Question

(05.02) A system of equations is shown below: 5x + 2y = 3 (equation 1) 2x − 3y = 1 (equation 2) A student wants to prove that if equation 2 is kept unchanged and equation 1 is replaced with the sum of equation 1 and a multiple of equation 2, the solution to the new system of equations is the same as the solution to the original system of equations. If equation 2 is multiplied by 1, which of the following steps should the student use for the proof? (4 points) Select one: a. Show that the solution to the system of equations 7x − y = 4 and 2x − 3y = 1 is the same as the solution to the given system of equations b.
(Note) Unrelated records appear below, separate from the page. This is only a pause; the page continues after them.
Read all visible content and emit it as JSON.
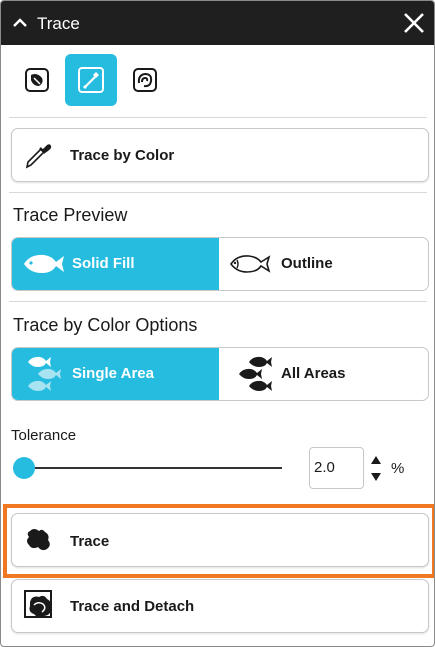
{
  "window": {
    "title": "Trace"
  },
  "tools": [
    {
      "icon": "trace-by-image-icon",
      "active": false
    },
    {
      "icon": "trace-by-color-icon",
      "active": true
    },
    {
      "icon": "trace-by-outline-icon",
      "active": false
    }
  ],
  "mode_button": {
    "label": "Trace by Color",
    "icon": "eyedropper-icon"
  },
  "preview": {
    "heading": "Trace Preview",
    "options": [
      {
        "label": "Solid Fill",
        "icon": "solid-fish-icon",
        "selected": true
      },
      {
        "label": "Outline",
        "icon": "outline-fish-icon",
        "selected": false
      }
    ]
  },
  "color_options": {
    "heading": "Trace by Color Options",
    "options": [
      {
        "label": "Single Area",
        "icon": "single-area-fish-icon",
        "selected": true
      },
      {
        "label": "All Areas",
        "icon": "all-areas-fish-icon",
        "selected": false
      }
    ]
  },
  "tolerance": {
    "label": "Tolerance",
    "value": "2.0",
    "unit": "%",
    "slider_level": 0.0
  },
  "actions": {
    "trace": {
      "label": "Trace",
      "icon": "trace-shape-icon",
      "highlighted": true
    },
    "trace_detach": {
      "label": "Trace and Detach",
      "icon": "trace-detach-icon"
    }
  },
  "colors": {
    "accent": "#25bcdf",
    "titlebar": "#1f1f1f",
    "highlight": "#f07820"
  }
}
Show that the solution to the system of equations 2x + 5y = 3 and 3x − 2y = 1 is the same as the solution to the given system of equations c. Show that the solution to the system of equations 9x + 4y = 5 and 7x − y = 4 is the same as the solution to the given system of equations d. Show that the solution to the system of equations −4x + 9y = 5 and 2x − 3y = 1 is the same as the solution to the given system of equations

Answer 1

A. Show that the solution to the system of equations 7x - y = 4 and 2x - 3y = 1 is the same as the solution to the given system of equations.

Answer 2

You are apparently being asked to identify the equations that result when

... 2x - 3y = 1

remains unchanged, and the first equation is replaced by

... (5x +2y) +(2x -3y) = (3) +(1).

The sum will be

... x(5+2) + y(2-3) = 3+1

... 7x - y = 4

So, the two equation in the system will now be

... 7x - y = 4

... 2x - 3y = 1

This description of the system corresponds to choice ...

... a. Show that the solution to the system of equations 7x - y = 4 and 2x - 3y = 1 is the same as the solution to the given system of equations.